Коньяк к исходу ночи изрядно вскружил ей голову. И она смело сказала:
– А мне хочется назвать вас «дяденька волхв». Не обидитесь?
Он рассмеялся.
– Мы чудно проговорили. И путь пролетел незаметно. Знаете, я хочу подарить вам на память о нашей встрече один талисман.
Он снял брелок с ключей. Этот брелок был куплен им в Кабуле в одной лавке. Хозяин уверял, что это настоящий цейлонский звездчатый сапфир. Такая ценность в качестве брелка для ключей? Нонсенс. Но он купил его. И таскал всегда с собой на связке ключей.
– Что это?
Она осторожно взяла красивый камешек в грубой оправе с маленьким колечком, позволяющим пристегивать его, куда захочешь.
– Хозяин лавки говорил, что это цейлонский звездчатый сапфир. Откровенно говоря, не знаю. Но смотрится неплохо. И так подходит к вашим глазам.
Она смущенно потупилась.
– Не отказывайтесь. Пусть это будет подарок дяденьки волхва Рыське. И пусть он принесет вам счастье.
– Спасибо… Спасибо, дяденька волхв.
Глава 15. Закон Кармы
Вся страна смотрела телевизор. Давно такого не было, чтобы народ искренне интересовался политикой. Давно.
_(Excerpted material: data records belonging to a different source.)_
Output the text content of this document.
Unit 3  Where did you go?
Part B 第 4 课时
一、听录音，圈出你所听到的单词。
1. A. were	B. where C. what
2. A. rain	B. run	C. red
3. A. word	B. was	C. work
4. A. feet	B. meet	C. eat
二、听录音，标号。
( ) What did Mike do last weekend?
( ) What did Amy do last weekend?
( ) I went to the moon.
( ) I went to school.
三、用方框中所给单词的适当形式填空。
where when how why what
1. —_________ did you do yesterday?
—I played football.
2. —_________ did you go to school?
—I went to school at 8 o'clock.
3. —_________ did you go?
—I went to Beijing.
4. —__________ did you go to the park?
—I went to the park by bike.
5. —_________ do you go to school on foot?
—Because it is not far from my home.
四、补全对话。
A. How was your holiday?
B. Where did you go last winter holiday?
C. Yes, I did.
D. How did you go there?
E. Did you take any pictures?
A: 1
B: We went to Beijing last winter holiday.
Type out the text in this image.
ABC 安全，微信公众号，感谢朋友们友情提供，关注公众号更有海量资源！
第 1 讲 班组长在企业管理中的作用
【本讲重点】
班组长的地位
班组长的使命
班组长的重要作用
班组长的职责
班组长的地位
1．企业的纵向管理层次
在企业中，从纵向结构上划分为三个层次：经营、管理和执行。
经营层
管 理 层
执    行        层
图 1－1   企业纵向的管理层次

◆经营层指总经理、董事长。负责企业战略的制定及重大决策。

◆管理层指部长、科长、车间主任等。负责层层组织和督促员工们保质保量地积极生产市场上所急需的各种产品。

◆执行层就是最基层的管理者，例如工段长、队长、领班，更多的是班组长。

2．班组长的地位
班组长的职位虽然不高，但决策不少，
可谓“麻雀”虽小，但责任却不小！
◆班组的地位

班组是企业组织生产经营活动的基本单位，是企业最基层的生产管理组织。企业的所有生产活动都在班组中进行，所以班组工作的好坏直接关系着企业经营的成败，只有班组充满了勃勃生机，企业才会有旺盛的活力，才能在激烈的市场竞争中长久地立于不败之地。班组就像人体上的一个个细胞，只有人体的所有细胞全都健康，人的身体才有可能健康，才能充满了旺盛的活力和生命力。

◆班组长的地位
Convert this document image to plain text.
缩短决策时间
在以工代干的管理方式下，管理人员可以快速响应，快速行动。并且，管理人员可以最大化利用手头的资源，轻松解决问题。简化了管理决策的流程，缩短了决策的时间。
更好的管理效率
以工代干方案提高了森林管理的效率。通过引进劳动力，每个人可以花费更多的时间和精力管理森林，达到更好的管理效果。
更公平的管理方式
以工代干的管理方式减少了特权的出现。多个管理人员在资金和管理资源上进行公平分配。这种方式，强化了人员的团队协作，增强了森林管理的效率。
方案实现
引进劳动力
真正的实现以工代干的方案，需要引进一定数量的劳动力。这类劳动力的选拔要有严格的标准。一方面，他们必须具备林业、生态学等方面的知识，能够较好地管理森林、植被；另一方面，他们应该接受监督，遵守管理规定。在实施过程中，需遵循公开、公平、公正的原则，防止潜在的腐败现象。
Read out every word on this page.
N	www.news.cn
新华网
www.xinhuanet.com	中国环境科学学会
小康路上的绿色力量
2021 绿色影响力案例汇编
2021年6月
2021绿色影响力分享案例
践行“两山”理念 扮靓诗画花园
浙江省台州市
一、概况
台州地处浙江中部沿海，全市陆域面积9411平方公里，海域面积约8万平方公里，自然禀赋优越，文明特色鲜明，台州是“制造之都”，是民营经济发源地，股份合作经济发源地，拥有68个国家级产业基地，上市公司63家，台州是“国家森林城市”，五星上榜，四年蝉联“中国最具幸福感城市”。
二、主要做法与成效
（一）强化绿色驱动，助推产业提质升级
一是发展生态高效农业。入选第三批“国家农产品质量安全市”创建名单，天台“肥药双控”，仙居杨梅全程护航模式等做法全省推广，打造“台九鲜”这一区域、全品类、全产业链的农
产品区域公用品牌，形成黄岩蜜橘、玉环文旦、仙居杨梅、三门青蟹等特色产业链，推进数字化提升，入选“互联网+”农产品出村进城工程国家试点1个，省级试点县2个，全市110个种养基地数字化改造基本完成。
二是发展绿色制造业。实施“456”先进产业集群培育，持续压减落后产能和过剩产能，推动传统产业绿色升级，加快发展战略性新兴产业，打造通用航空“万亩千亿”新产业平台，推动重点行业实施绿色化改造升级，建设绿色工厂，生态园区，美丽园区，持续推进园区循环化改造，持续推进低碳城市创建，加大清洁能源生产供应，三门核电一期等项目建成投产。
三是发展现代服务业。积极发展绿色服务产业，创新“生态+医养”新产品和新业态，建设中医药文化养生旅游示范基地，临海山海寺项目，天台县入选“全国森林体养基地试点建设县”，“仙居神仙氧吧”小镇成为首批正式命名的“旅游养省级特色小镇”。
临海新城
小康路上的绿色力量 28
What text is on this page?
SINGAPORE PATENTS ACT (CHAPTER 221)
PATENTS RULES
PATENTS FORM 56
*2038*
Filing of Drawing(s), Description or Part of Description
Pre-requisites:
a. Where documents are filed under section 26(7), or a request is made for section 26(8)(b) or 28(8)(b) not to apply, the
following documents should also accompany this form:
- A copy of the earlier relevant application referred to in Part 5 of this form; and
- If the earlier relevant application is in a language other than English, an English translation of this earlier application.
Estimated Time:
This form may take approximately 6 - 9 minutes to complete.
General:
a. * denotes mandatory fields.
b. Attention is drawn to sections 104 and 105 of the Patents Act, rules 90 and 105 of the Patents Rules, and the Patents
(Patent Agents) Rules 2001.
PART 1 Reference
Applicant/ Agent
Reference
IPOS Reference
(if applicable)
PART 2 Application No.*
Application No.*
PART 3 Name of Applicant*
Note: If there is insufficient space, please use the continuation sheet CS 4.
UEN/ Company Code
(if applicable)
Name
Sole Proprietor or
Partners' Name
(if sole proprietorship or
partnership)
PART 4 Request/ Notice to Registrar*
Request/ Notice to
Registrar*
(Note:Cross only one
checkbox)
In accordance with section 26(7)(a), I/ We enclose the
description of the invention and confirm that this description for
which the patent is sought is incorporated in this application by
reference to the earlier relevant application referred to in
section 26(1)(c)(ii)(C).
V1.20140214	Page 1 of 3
А вот ему было все равно. Это часто случалось в жизни Петра, ему было не интересно то, что интересовало других. Вернее, интересовало, конечно. Но именно во времена всплеска этого массового увлечения чем-то у него оказывались свои дела, которые были решающими в его жизни. И он холодно проходил мимо поклонения кумирам, олимпиад, чемпионатов по футболу и прочих, тому подобных вещей.
Сейчас вроде бы ничего у него не было. Но массовый интерес к политике нового генсека его обходил стороной. Впрочем, сочувствие начавшееся обновление у него вызывало. Но не более того.
Буробин лениво потянулся на диване и пультом выключил телевизор. Неплохое изделие, этот пульт, – подумал он. – Жаль, только на импортных теликах такое есть. И сколько же убожества сразу стало заметно, как только мы получили возможность сравнивать нашу жизнь с жизнью в нормальных странах.
– Па, мы пойдем с тобой жечь костер в лес? Ты же обещал.
Младший сын Буробина, Тимофей, вбежал в комнату.